A conjugation assay was performed for all of the NDM-harboring isolates with sodium azide-resistant E. coli J53 as the recipient strain in a 1:1 ratio in broth. Each 2 mL culture of donor and recipient cells in the logarithmic phase was resuspended in fresh trypticase soy broth (TSB) and mixed before overnight incubation at 30 °C without agitation. Transconjugants were selected on trypticase soy agar (TSA) plates containing both sodium azide (100 μg/ml; Sigma Chemical Co., St. Louis, Mo.) and meropenem (1 μg/ml: Sigma-Aldrich, St. Louis, MO). Species identifications were confirmed using a MALDI-TOF MS Biotyper and 16S rRNA sequencing. The presence of blaNDM genes was confirmed by PCR analysis. The conjugation transfer frequency of carbapenemase-producing genes was expressed as transconjugants per donor cell (T/D) following methods previously described[52].
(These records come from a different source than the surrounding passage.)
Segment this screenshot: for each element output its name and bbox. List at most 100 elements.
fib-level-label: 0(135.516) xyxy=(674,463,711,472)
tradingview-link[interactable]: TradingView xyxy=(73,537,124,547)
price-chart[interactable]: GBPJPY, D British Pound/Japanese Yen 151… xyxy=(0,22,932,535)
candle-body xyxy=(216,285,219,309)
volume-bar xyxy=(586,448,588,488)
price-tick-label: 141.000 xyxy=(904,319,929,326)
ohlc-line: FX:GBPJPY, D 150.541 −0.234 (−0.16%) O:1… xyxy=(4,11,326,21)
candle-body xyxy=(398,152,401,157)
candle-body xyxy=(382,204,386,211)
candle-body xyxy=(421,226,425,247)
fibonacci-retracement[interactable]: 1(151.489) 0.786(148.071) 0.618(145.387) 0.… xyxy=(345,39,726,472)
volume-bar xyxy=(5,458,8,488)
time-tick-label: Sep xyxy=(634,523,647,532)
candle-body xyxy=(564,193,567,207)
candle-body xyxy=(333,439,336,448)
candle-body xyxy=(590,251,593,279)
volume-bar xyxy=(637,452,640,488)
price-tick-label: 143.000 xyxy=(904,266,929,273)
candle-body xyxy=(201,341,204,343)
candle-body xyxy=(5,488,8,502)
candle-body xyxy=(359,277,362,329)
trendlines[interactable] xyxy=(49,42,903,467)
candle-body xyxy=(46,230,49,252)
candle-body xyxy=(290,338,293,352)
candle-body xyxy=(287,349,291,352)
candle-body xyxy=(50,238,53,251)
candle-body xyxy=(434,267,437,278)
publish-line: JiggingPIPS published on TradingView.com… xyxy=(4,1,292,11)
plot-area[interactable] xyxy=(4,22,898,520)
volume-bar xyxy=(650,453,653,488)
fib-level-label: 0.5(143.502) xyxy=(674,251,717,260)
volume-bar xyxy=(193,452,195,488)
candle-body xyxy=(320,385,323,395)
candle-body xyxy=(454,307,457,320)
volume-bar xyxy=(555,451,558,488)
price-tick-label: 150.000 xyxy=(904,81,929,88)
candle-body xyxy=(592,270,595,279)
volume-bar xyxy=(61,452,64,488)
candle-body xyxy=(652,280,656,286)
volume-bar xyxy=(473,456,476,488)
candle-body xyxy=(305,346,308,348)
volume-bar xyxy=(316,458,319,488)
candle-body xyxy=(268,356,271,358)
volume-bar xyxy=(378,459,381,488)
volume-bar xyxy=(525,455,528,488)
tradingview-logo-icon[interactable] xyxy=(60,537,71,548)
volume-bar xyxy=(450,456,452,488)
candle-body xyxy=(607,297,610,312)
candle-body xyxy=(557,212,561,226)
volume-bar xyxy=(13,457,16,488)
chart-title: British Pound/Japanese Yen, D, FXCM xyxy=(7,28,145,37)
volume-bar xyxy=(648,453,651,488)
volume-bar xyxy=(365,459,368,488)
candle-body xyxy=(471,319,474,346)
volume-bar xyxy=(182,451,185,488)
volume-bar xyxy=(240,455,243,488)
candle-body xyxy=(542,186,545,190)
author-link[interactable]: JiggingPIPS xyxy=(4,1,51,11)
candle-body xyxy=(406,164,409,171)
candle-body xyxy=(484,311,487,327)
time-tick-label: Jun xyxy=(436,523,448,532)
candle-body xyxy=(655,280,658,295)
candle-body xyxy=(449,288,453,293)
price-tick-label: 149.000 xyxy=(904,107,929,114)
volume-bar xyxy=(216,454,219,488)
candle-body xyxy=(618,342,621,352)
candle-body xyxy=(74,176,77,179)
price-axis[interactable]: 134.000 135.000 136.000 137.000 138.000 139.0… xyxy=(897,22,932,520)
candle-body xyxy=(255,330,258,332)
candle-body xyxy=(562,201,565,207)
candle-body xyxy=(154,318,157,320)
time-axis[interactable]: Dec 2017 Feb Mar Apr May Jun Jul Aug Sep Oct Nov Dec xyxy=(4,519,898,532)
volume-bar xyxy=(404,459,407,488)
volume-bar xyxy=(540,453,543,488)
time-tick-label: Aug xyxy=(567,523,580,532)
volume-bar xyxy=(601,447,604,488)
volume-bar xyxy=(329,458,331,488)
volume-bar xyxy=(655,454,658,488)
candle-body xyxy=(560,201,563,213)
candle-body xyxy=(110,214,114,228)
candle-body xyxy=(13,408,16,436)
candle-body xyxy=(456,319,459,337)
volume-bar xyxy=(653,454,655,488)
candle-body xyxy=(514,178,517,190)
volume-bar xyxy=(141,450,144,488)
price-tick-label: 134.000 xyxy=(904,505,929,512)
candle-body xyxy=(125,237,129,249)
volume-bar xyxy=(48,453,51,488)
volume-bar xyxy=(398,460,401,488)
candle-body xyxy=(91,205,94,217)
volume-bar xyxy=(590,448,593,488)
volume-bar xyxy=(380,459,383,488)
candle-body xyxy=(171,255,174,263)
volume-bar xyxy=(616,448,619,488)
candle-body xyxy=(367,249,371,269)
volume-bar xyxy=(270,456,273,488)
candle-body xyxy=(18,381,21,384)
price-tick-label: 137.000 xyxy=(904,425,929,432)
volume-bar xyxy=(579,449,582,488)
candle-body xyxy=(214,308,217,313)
Plasmid sequencing and mapping

Plasmid DNA was isolated using a QIAGEN Plasmid Mini Kit (QIAGEN, Germany) and sequenced with the Illumina MiSeq Sequencing System (Illumina, San Diego, CA, USA), generating 300 bp paired-end reads (1 Gbp per sample). FastQC (v.0.11.5) was used for sequence quality analysis, after which the sequences were filtered and trimmed using the program Trimmomatic (v.0.36). SPAdes (v3.13.0) software (https://github.com/ablab/spades)[53] was utilized for de novo assembly, and Prokka (v.1.10) was used for annotation. To identify antibiotic resistance genes, annotation of coding sequences (CDSs) was performed with bioinformatic tools including the ARG-ANNOT (Antibiotic Resistance Gene-ANNOTation) database, the NCBI Prokaryotic Genome Annotation Pipeline (www.ncbi.nlm.nih.gov/books/NBK174280), and ResFinder (https://cge.cbs.dtu.dk/services/ResFinder/). For comparison, three other related plasmids, namely, pNDM-5_A0917122 (companion animal isolate from South Korea, accession number MH094148), pNDM_MGR194 (human isolate from India, accession number KF220657.1), and pNDM5-SCNJ1 (human isolate from China, accession number MK715437.1), were aligned and interpreted with the BLAST network service. Multiple plasmid alignments were performed by Mauve[24], and the circular maps of plasmid were generated using CIRCOS (http://circos.ca). Plasmid mapping for genetic load sequence was performed and visualized using Easyfig version 2.2.3 (https://github.com/mjsull/Easyfig/wiki) software[25].

Incompatibility typing of the blaNDM-5 plasmid was additionally confirmed from plasmid sequencing results in silico by PCR-based replicon typing[54, 55]. Plasmid nucleotide sequences have been deposited in GenBank with the following accession nos.: MW415440 (pEC2-NDM5), MW415441 (pEC3-NDM5), MW415442 (pEC7-NDM5), MW415443 (pKP1-NDM5), and MW415444 (pKP4-NDM5).